Wesentliche Erkenntnisse haben literaturwissenschaftliche Arbeiten zu Schreibprozessen unter asymmetrischen Bedingungen, zu charismatischen und imitativen Strukturen erbracht. Wie gestaltet sich die jeweils individuelle Betreuungssituation, welchen Effekt hat die Bindung zwischen Autor und Lektor in der literarischen Produktion? Die Frage nach Mentorbeziehungen, die der Suhrkamp Verlag exemplarisch ausgeprägt hat, ist nicht allein eine Angelegenheit des Literaturbetriebs; interessant sind vielmehr die poetischen Implikationen. Hat die critique génétique die Aufmerksamkeit der philologischen Forschung vom Endprodukt auf dessen Entstehung umgelenkt, so ermöglichen Verleger- und Lektoratskorrespondenz, Skizzen, Entwürfe, Werkstufen und Notizen, wie sie im Suhrkamp Archiv in reichem Maß zu finden sind, einen einzigartigen Blick hinter die Kulissen der literarischen Produktion.
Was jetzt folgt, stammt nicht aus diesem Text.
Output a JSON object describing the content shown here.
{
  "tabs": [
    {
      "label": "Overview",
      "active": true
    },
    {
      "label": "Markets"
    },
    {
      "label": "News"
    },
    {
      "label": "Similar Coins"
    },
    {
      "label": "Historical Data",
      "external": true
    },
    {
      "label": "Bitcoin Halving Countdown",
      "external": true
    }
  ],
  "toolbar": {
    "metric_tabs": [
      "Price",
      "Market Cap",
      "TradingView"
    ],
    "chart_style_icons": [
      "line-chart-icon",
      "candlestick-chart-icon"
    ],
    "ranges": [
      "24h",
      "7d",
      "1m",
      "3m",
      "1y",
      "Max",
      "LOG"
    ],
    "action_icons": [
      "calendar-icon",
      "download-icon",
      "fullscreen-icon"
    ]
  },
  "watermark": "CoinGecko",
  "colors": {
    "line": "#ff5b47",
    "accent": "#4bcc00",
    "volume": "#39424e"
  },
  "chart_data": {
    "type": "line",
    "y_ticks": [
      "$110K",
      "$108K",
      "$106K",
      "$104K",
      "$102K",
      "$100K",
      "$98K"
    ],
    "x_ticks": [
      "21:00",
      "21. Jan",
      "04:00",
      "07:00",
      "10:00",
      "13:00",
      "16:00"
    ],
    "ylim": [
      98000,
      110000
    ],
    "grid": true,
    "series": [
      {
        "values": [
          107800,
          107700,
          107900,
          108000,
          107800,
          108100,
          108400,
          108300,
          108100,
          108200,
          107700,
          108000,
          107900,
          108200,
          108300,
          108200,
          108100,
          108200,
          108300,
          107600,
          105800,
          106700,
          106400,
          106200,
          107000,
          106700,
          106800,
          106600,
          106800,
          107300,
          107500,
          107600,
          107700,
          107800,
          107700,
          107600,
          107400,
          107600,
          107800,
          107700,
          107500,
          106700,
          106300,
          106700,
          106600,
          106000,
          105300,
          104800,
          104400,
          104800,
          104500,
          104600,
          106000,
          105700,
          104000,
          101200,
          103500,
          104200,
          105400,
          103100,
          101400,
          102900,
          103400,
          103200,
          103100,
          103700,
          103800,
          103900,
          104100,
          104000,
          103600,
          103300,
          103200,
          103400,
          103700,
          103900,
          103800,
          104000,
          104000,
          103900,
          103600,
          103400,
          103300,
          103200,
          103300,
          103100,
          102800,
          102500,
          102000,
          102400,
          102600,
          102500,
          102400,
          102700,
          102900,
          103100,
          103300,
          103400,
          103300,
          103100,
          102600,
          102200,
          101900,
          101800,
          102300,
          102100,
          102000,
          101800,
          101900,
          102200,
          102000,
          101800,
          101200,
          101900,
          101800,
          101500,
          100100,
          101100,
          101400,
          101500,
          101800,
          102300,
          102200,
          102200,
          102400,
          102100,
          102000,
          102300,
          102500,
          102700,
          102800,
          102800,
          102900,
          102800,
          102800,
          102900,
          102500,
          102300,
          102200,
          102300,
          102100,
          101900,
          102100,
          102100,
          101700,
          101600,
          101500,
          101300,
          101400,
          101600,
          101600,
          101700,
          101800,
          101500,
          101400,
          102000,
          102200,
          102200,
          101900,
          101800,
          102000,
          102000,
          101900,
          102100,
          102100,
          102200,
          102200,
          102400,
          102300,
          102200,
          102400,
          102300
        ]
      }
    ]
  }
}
Gerade in Bezug auf den dezidiert literarischen Anspruch des Suhrkamp Verlags wird der Blick über spezifische Marktmechanismen und Strategien der Durchsetzung eines Werkes im literarischen Feld hinaus geöffnet und die Frage danach gestellt, wie die Generierung und Sicherung literarischer Qualität funktioniert.